The company said regulators failed to define or explain what burden of proof would be necessary to satisfy its requirements or where it could be found in law or rules.
“Put simply, it imposed a burden that amounts to ‘we know it when we see it,’” he wrote. “The SEC used the burden of proof issue as a convenient tool—its deus ex machina—for avoiding the hard work of defining terms, considering all evidence and ruling on undue interference with ODR (orderly development of the region).”
Glahn called the proceeding a textbook case of arbitrary administrative decision making that violates the law and the company’s due process rights.

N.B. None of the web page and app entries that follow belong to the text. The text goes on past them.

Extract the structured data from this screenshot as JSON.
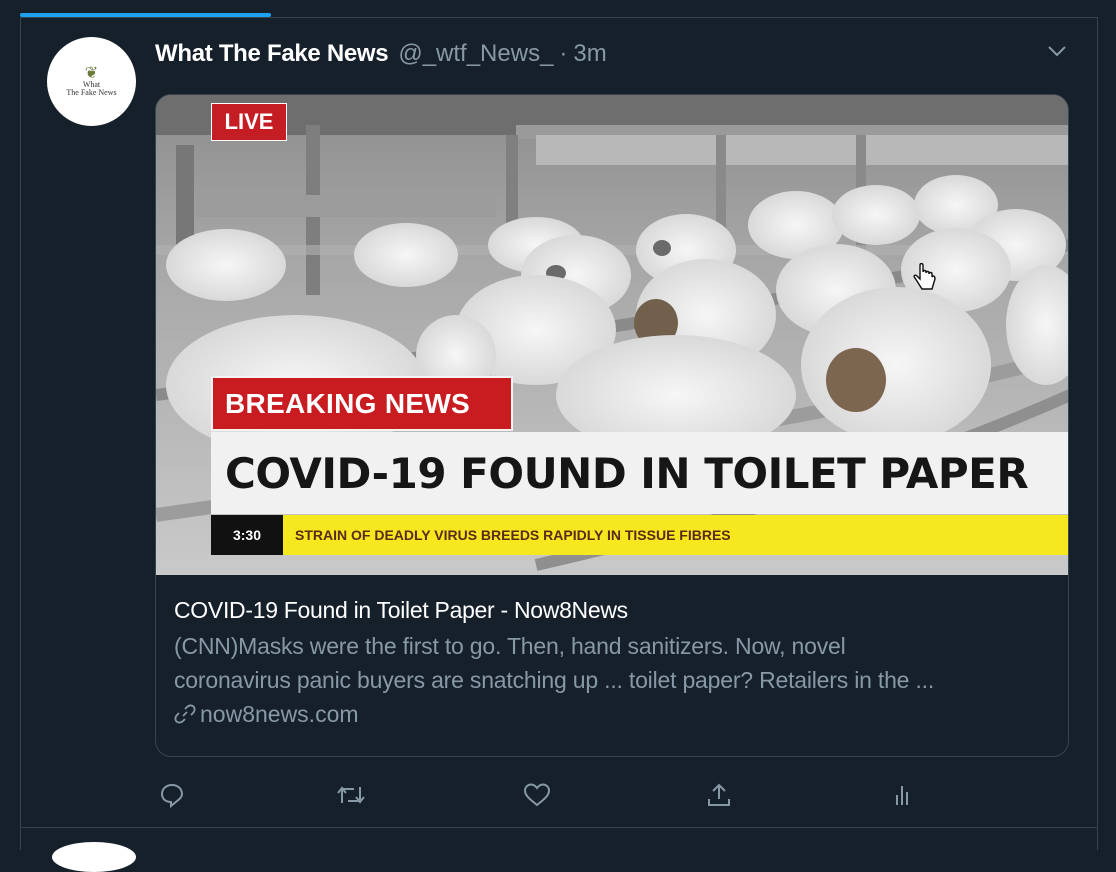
{
  "tweet": {
    "author_name": "What The Fake News",
    "author_handle": "@_wtf_News_",
    "separator": "·",
    "timestamp": "3m",
    "avatar_logo": {
      "line1": "What",
      "line2": "The Fake News"
    },
    "media": {
      "live_label": "LIVE",
      "breaking_label": "BREAKING NEWS",
      "headline": "COVID-19 FOUND IN TOILET PAPER",
      "clock": "3:30",
      "ticker": "STRAIN OF DEADLY VIRUS BREEDS RAPIDLY IN TISSUE FIBRES"
    },
    "link_card": {
      "title": "COVID-19 Found in Toilet Paper - Now8News",
      "description": "(CNN)Masks were the first to go. Then, hand sanitizers. Now, novel coronavirus panic buyers are snatching up ... toilet paper? Retailers in the ...",
      "description_line1": "(CNN)Masks were the first to go. Then, hand sanitizers. Now, novel",
      "description_line2": "coronavirus panic buyers are snatching up ... toilet paper? Retailers in the ...",
      "domain": "now8news.com"
    },
    "actions": [
      "reply-icon",
      "retweet-icon",
      "like-icon",
      "share-icon",
      "analytics-icon"
    ]
  },
  "colors": {
    "background": "#15202b",
    "divider": "#38444d",
    "secondary_text": "#8899a6",
    "accent": "#1da1f2",
    "live_red": "#c41e24",
    "ticker_yellow": "#f5e81f"
  }
}
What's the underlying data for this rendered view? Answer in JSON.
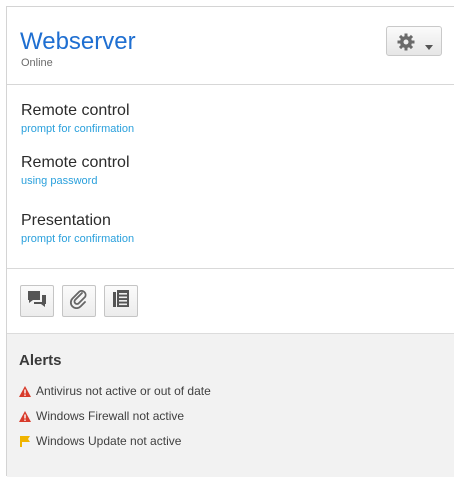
{
  "device": {
    "title": "Webserver",
    "status": "Online"
  },
  "menu_icon": "gear-icon",
  "connections": [
    {
      "title": "Remote control",
      "subtitle": "prompt for confirmation"
    },
    {
      "title": "Remote control",
      "subtitle": "using password"
    },
    {
      "title": "Presentation",
      "subtitle": "prompt for confirmation"
    }
  ],
  "toolbar": {
    "buttons": [
      {
        "icon": "chat-icon"
      },
      {
        "icon": "paperclip-icon"
      },
      {
        "icon": "document-list-icon"
      }
    ]
  },
  "alerts": {
    "title": "Alerts",
    "items": [
      {
        "text": "Antivirus not active or out of date",
        "icon": "warning-triangle-icon",
        "color": "#d83b2b"
      },
      {
        "text": "Windows Firewall not active",
        "icon": "warning-triangle-icon",
        "color": "#d83b2b"
      },
      {
        "text": "Windows Update not active",
        "icon": "flag-icon",
        "color": "#f0b400"
      }
    ]
  },
  "colors": {
    "title": "#1f6fd1",
    "link": "#2aa0dc",
    "alerts_bg": "#f2f2f2"
  }
}
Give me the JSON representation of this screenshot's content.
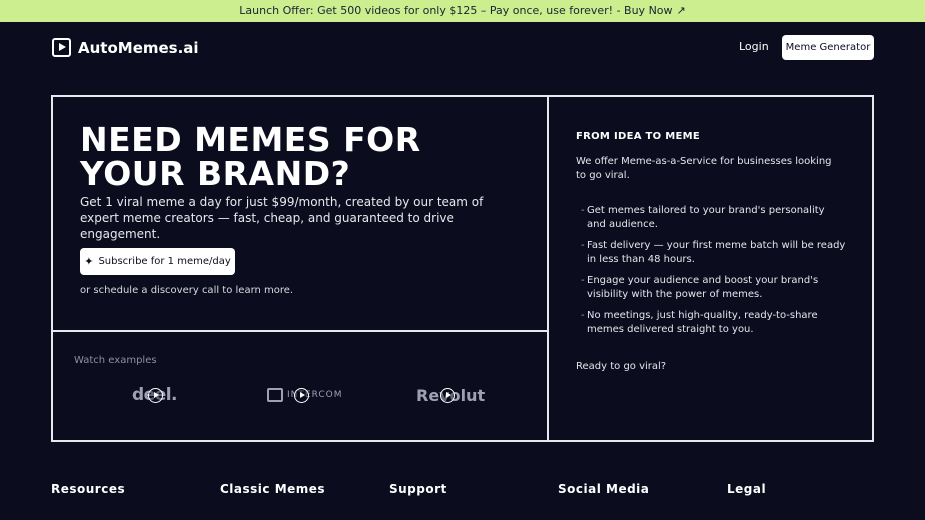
{
  "banner": {
    "text": "Launch Offer: Get 500 videos for only $125 – Pay once, use forever! - Buy Now",
    "arrow_icon": "arrow-up-right-icon"
  },
  "nav": {
    "brand": "AutoMemes.ai",
    "login": "Login",
    "cta": "Meme Generator"
  },
  "hero": {
    "title": "NEED MEMES FOR YOUR BRAND?",
    "subtitle": "Get 1 viral meme a day for just $99/month, created by our team of expert meme creators — fast, cheap, and guaranteed to drive engagement.",
    "subscribe_label": "Subscribe for 1 meme/day",
    "schedule": "or schedule a discovery call to learn more."
  },
  "examples": {
    "label": "Watch examples",
    "logos": [
      "deel.",
      "INTERCOM",
      "Revolut"
    ]
  },
  "info": {
    "heading": "FROM IDEA TO MEME",
    "intro": "We offer Meme-as-a-Service for businesses looking to go viral.",
    "bullets": [
      "Get memes tailored to your brand's personality and audience.",
      "Fast delivery — your first meme batch will be ready in less than 48 hours.",
      "Engage your audience and boost your brand's visibility with the power of memes.",
      "No meetings, just high-quality, ready-to-share memes delivered straight to you."
    ],
    "closing": "Ready to go viral?"
  },
  "footer": {
    "columns": [
      "Resources",
      "Classic Memes",
      "Support",
      "Social Media",
      "Legal"
    ]
  },
  "colors": {
    "background": "#0b0d1e",
    "banner": "#cdee8e",
    "border": "#e8e8ef",
    "muted": "#8d8fa2"
  }
}
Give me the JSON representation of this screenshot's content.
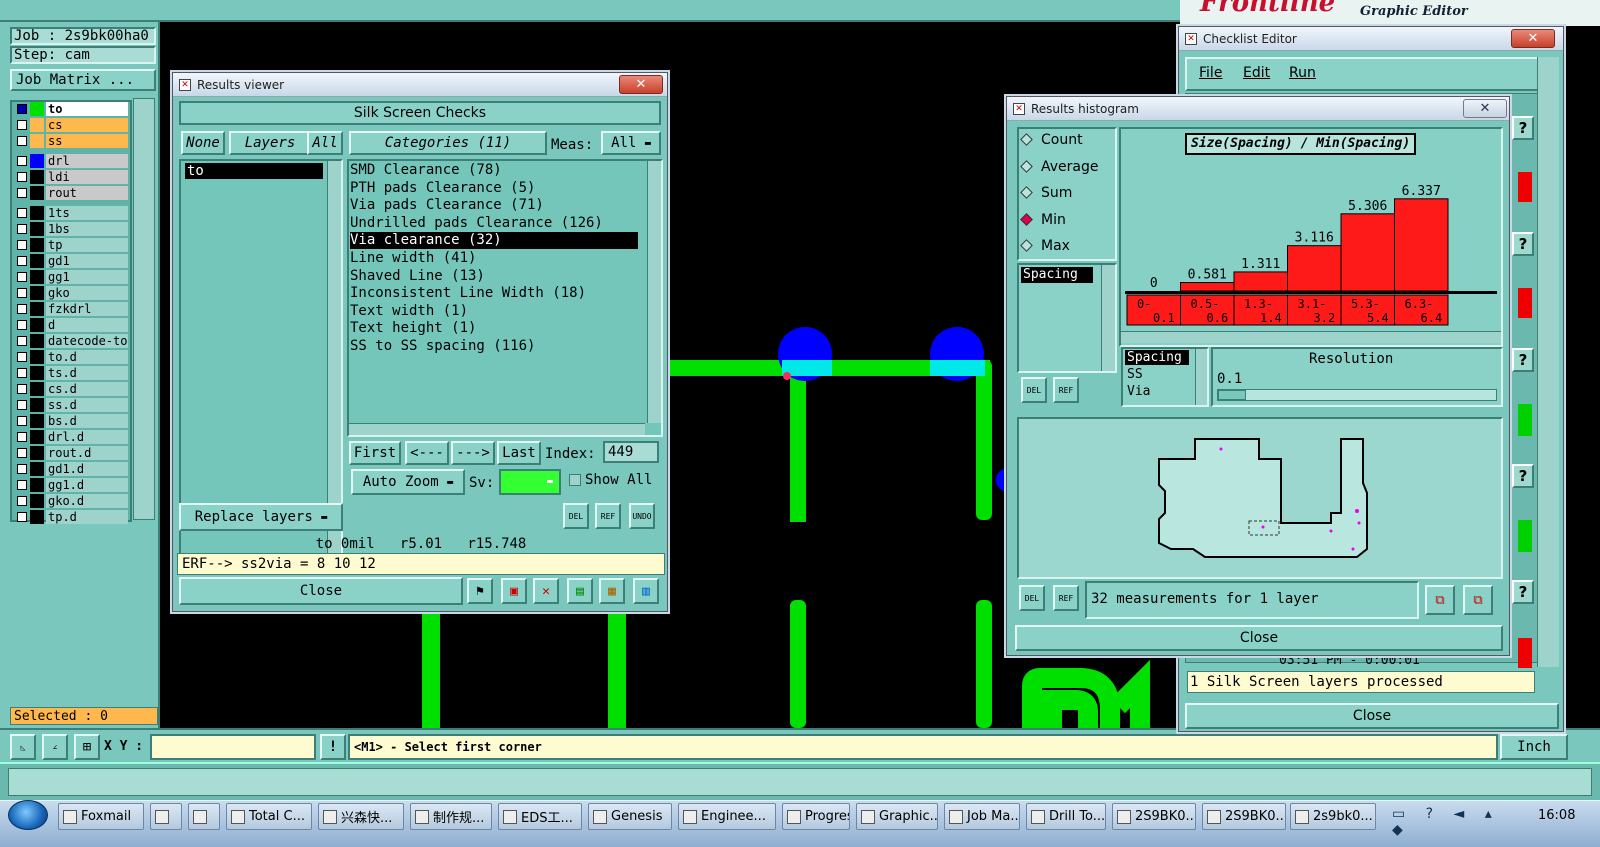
{
  "app": {
    "logo_text": "Frontline",
    "graphic_editor": "Graphic Editor"
  },
  "left_panel": {
    "job_label": "Job : 2s9bk00ha0",
    "step_label": "Step: cam",
    "job_matrix_button": "Job Matrix ...",
    "layers": [
      "to",
      "cs",
      "ss",
      "drl",
      "ldi",
      "rout",
      "1ts",
      "1bs",
      "tp",
      "gd1",
      "gg1",
      "gko",
      "fzkdrl",
      "d",
      "datecode-to",
      "to.d",
      "ts.d",
      "cs.d",
      "ss.d",
      "bs.d",
      "drl.d",
      "rout.d",
      "gd1.d",
      "gg1.d",
      "gko.d",
      "tp.d"
    ],
    "selected_label": "Selected : 0"
  },
  "results_viewer": {
    "title": "Results viewer",
    "header": "Silk Screen Checks",
    "none_btn": "None",
    "layers_btn": "Layers",
    "all_btn": "All",
    "layer_item": "to",
    "categories_btn": "Categories (11)",
    "meas_label": "Meas:",
    "meas_value": "All",
    "categories": [
      "SMD Clearance (78)",
      "PTH pads Clearance (5)",
      "Via pads Clearance (71)",
      "Undrilled pads Clearance (126)",
      "Via clearance (32)",
      "Line width (41)",
      "Shaved Line (13)",
      "Inconsistent Line Width (18)",
      "Text width (1)",
      "Text height (1)",
      "SS to SS spacing (116)"
    ],
    "selected_category": "Via clearance (32)",
    "first_btn": "First",
    "prev_btn": "<---",
    "next_btn": "--->",
    "last_btn": "Last",
    "index_label": "Index:",
    "index_value": "449",
    "auto_zoom": "Auto Zoom",
    "sv_label": "Sv:",
    "show_all": "Show All",
    "replace_layers": "Replace layers",
    "status_line": "to 0mil   r5.01   r15.748",
    "erf_line": "ERF--> ss2via = 8 10 12",
    "close_btn": "Close",
    "del_label": "DEL",
    "ref_label": "REF",
    "undo_label": "UNDO"
  },
  "histogram": {
    "title": "Results histogram",
    "radios": [
      "Count",
      "Average",
      "Sum",
      "Min",
      "Max"
    ],
    "selected_radio": "Min",
    "chart_title": "Size(Spacing) / Min(Spacing)",
    "list_items": [
      "Spacing"
    ],
    "list2": [
      "Spacing",
      "SS",
      "Via"
    ],
    "resolution_label": "Resolution",
    "resolution_value": "0.1",
    "measurements": "32 measurements for 1 layer",
    "close_btn": "Close",
    "del_label": "DEL",
    "ref_label": "REF"
  },
  "chart_data": {
    "type": "bar",
    "title": "Size(Spacing) / Min(Spacing)",
    "categories": [
      "0-\n0.1",
      "0.5-\n0.6",
      "1.3-\n1.4",
      "3.1-\n3.2",
      "5.3-\n5.4",
      "6.3-\n6.4"
    ],
    "values": [
      0,
      0.581,
      1.311,
      3.116,
      5.306,
      6.337
    ],
    "value_labels": [
      "0",
      "0.581",
      "1.311",
      "3.116",
      "5.306",
      "6.337"
    ],
    "ylim": [
      0,
      6.6
    ],
    "bar_color": "#ff1a1a"
  },
  "checklist": {
    "title": "Checklist Editor",
    "menu": [
      "File",
      "Edit",
      "Run"
    ],
    "time_text": "03:51 PM - 0:00:01",
    "processed": "1 Silk Screen layers processed",
    "close_btn": "Close"
  },
  "bottom": {
    "xy_label": "X Y :",
    "xy_value": "",
    "prompt": "<M1> - Select first corner",
    "unit": "Inch"
  },
  "taskbar": {
    "items": [
      "Foxmail",
      "",
      "",
      "Total C...",
      "兴森快...",
      "制作规...",
      "EDS工...",
      "Genesis",
      "Enginee...",
      "Progress",
      "Graphic...",
      "Job Ma...",
      "Drill To...",
      "2S9BK0...",
      "2S9BK0...",
      "2s9bk0..."
    ],
    "clock": "16:08"
  },
  "colors": {
    "panel": "#79c7bd",
    "pcb_green": "#00e000",
    "pad_blue": "#0000ff",
    "accent_orange": "#ffb84d",
    "bar_red": "#ff1a1a"
  }
}
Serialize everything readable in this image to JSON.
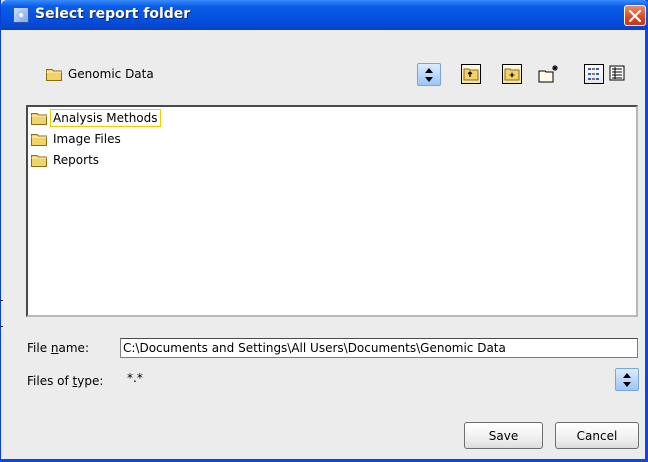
{
  "window": {
    "title": "Select report folder"
  },
  "look_in": {
    "value": "Genomic Data"
  },
  "toolbar": {
    "up_folder": "up-one-level",
    "home": "home-folder",
    "new_folder": "new-folder",
    "list_view": "list-view",
    "details_view": "details-view"
  },
  "files": [
    {
      "name": "Analysis Methods",
      "selected": true
    },
    {
      "name": "Image Files",
      "selected": false
    },
    {
      "name": "Reports",
      "selected": false
    }
  ],
  "file_name": {
    "label_pre": "File ",
    "label_mnemonic": "n",
    "label_post": "ame:",
    "value": "C:\\Documents and Settings\\All Users\\Documents\\Genomic Data"
  },
  "files_of_type": {
    "label_pre": "Files of ",
    "label_mnemonic": "t",
    "label_post": "ype:",
    "value": "*.*"
  },
  "buttons": {
    "save": "Save",
    "cancel": "Cancel"
  },
  "colors": {
    "title_bar": "#0b5ee8",
    "close": "#d9481f",
    "folder": "#f2d36a",
    "selection": "#e5d000"
  }
}
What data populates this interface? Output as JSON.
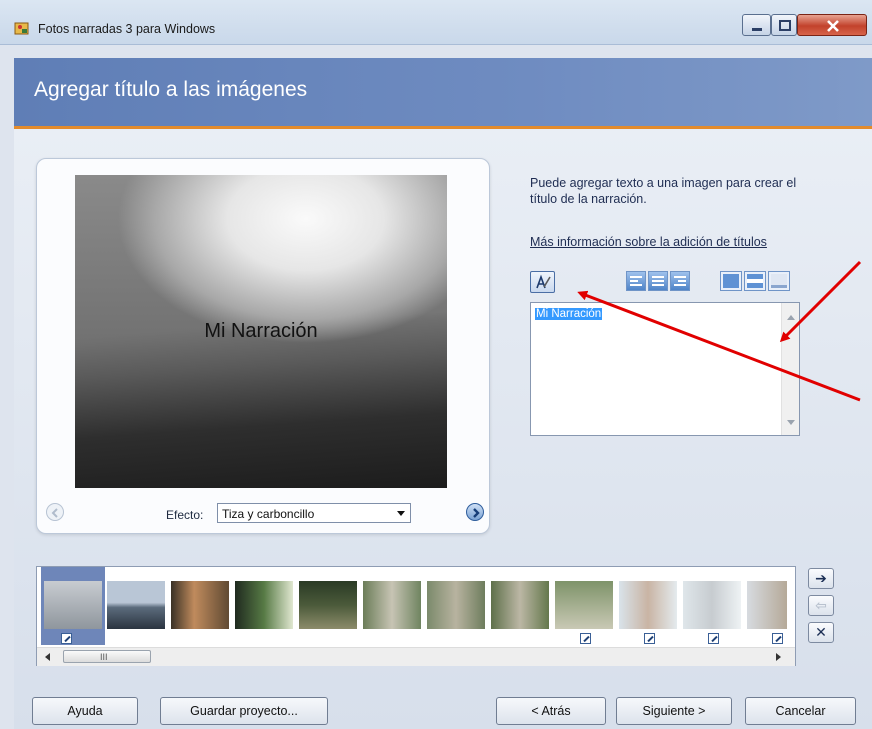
{
  "window": {
    "title": "Fotos narradas 3 para Windows",
    "controls": [
      "minimize",
      "maximize",
      "close"
    ]
  },
  "header": {
    "title": "Agregar título a las imágenes",
    "accent_color": "#e38b2c"
  },
  "preview": {
    "caption": "Mi Narración",
    "effect_label": "Efecto:",
    "effect_value": "Tiza y carboncillo"
  },
  "info": {
    "description": "Puede agregar texto a una imagen para crear el título de la narración.",
    "link": "Más información sobre la adición de títulos"
  },
  "toolbar": {
    "font_button": "font-icon",
    "align_buttons": [
      "align-left-icon",
      "align-center-icon",
      "align-right-icon"
    ],
    "position_buttons": [
      "position-top-icon",
      "position-middle-icon",
      "position-bottom-icon"
    ]
  },
  "text_input": {
    "value": "Mi Narración"
  },
  "filmstrip": {
    "thumbnails": [
      {
        "has_title": true,
        "selected": true
      },
      {
        "has_title": false
      },
      {
        "has_title": false
      },
      {
        "has_title": false
      },
      {
        "has_title": false
      },
      {
        "has_title": false
      },
      {
        "has_title": false
      },
      {
        "has_title": false
      },
      {
        "has_title": true
      },
      {
        "has_title": true
      },
      {
        "has_title": true
      },
      {
        "has_title": true
      }
    ],
    "scrollbar_grip": "III"
  },
  "side_buttons": {
    "next": "➔",
    "prev": "⇦",
    "remove": "✕"
  },
  "buttons": {
    "help": "Ayuda",
    "save_project": "Guardar proyecto...",
    "back": "< Atrás",
    "next": "Siguiente >",
    "cancel": "Cancelar"
  },
  "colors": {
    "annotation_arrow": "#e10000",
    "selection": "#3399ff"
  }
}
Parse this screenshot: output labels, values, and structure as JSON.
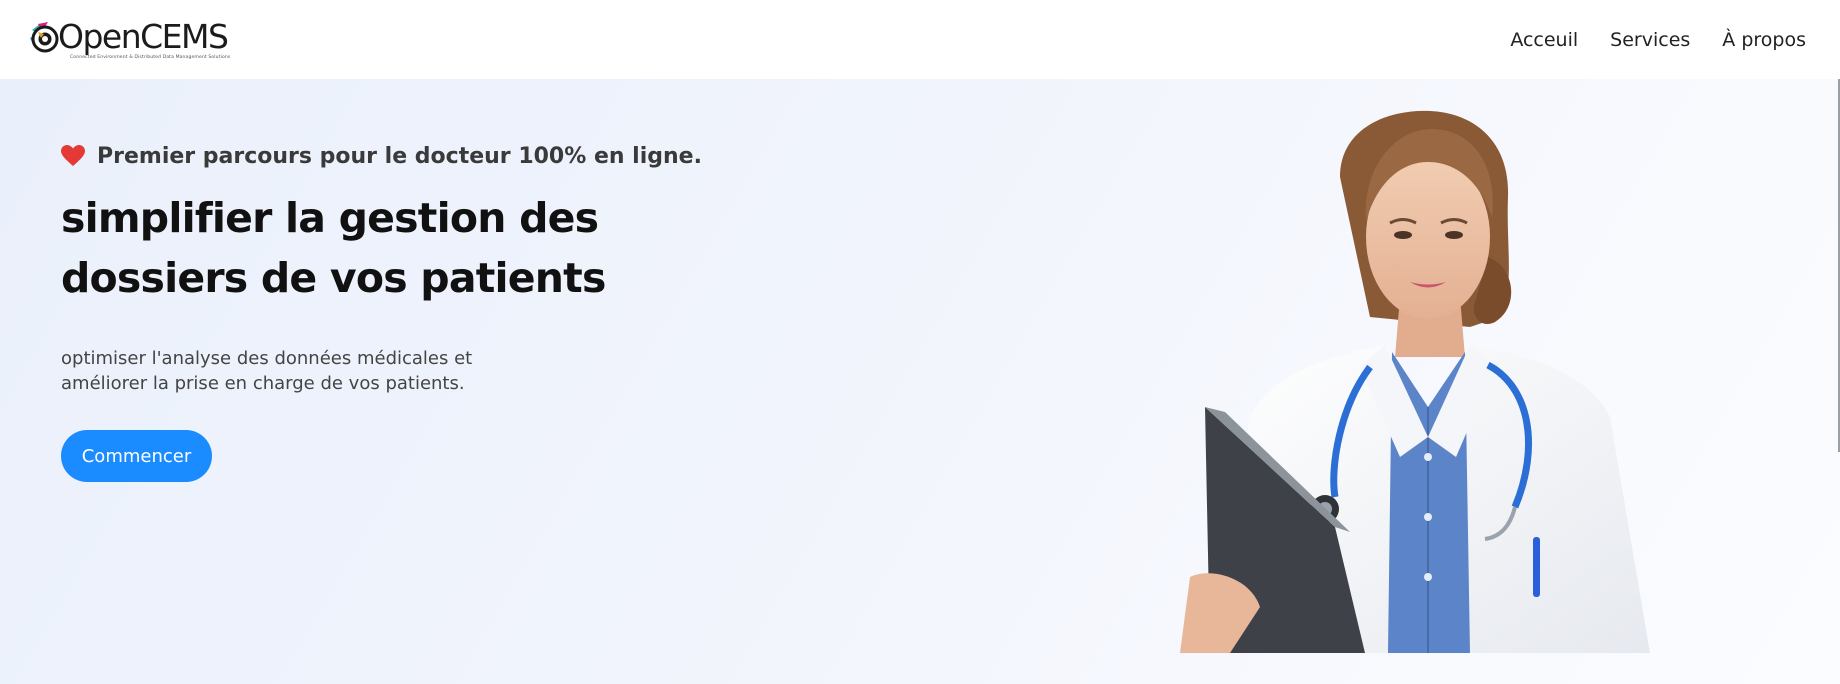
{
  "brand": {
    "name": "OpenCEMS",
    "tagline": "Connected Environment & Distributed Data Management Solutions"
  },
  "nav": {
    "items": [
      {
        "label": "Acceuil"
      },
      {
        "label": "Services"
      },
      {
        "label": "À propos"
      }
    ]
  },
  "hero": {
    "tagline_icon": "heart-icon",
    "tagline": "Premier parcours pour le docteur 100% en ligne.",
    "headline_line1": "simplifier la gestion des",
    "headline_line2": "dossiers de vos patients",
    "subtext_line1": "optimiser l'analyse des données médicales et",
    "subtext_line2": "améliorer la prise en charge de vos patients.",
    "cta_label": "Commencer"
  },
  "colors": {
    "accent": "#1a8cff",
    "heart": "#e53935",
    "hero_bg": "#eef2fc",
    "coat": "#ffffff",
    "stethoscope": "#2b6fd6",
    "shirt": "#5b84c9"
  }
}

“The SEC’s deliberations occurred more than two years after the application was filed. Until then, expediency was not a concern,” Glahn writes. “Yet during deliberations, and after what is likely the longest and costliest administrative proceeding in the State’s history, expediency took center stage. Principles of law, of precedent, of fairness and reasonableness were all casualties.”
Eversource asks the court to vacate the SEC’s order and remand the case back with instructions to make all the statutory findings, apply clear standards, consider all evidence and mitigations, and weigh the benefits and impacts of the project.
Intervenors and others opposing the appeal have until March 21 to file their briefs with the Supreme Court.
The high-voltage transmission project through the North Country, White Mountains, Lakes Region and Capital area has been controversial since it was first proposed in 2010.
Developers agreed to bury about 60 miles of the line, mostly through the White Mountain National Forest, while much of the rest of the line would be in existing utility rights-of-way, although with larger towers.
The 192-mile, $1.6 billion project did include a new 32-mile transmission corridor through the state’s most northern communities.
The project was opposed by environmentalists and conservationists, small business owners, residents along the route, local municipal and planning officials and all but two of the host communities.
The project had the support of large businesses and business organizations, unions and economic development officials.
Northern Pass was initially chosen for the Massachusetts clean energy project to bring Hydro-Quebec power to the Bay State, but was abandoned in favor of a similar project through Maine after New Hampshire regulators turned down Eversource’s application.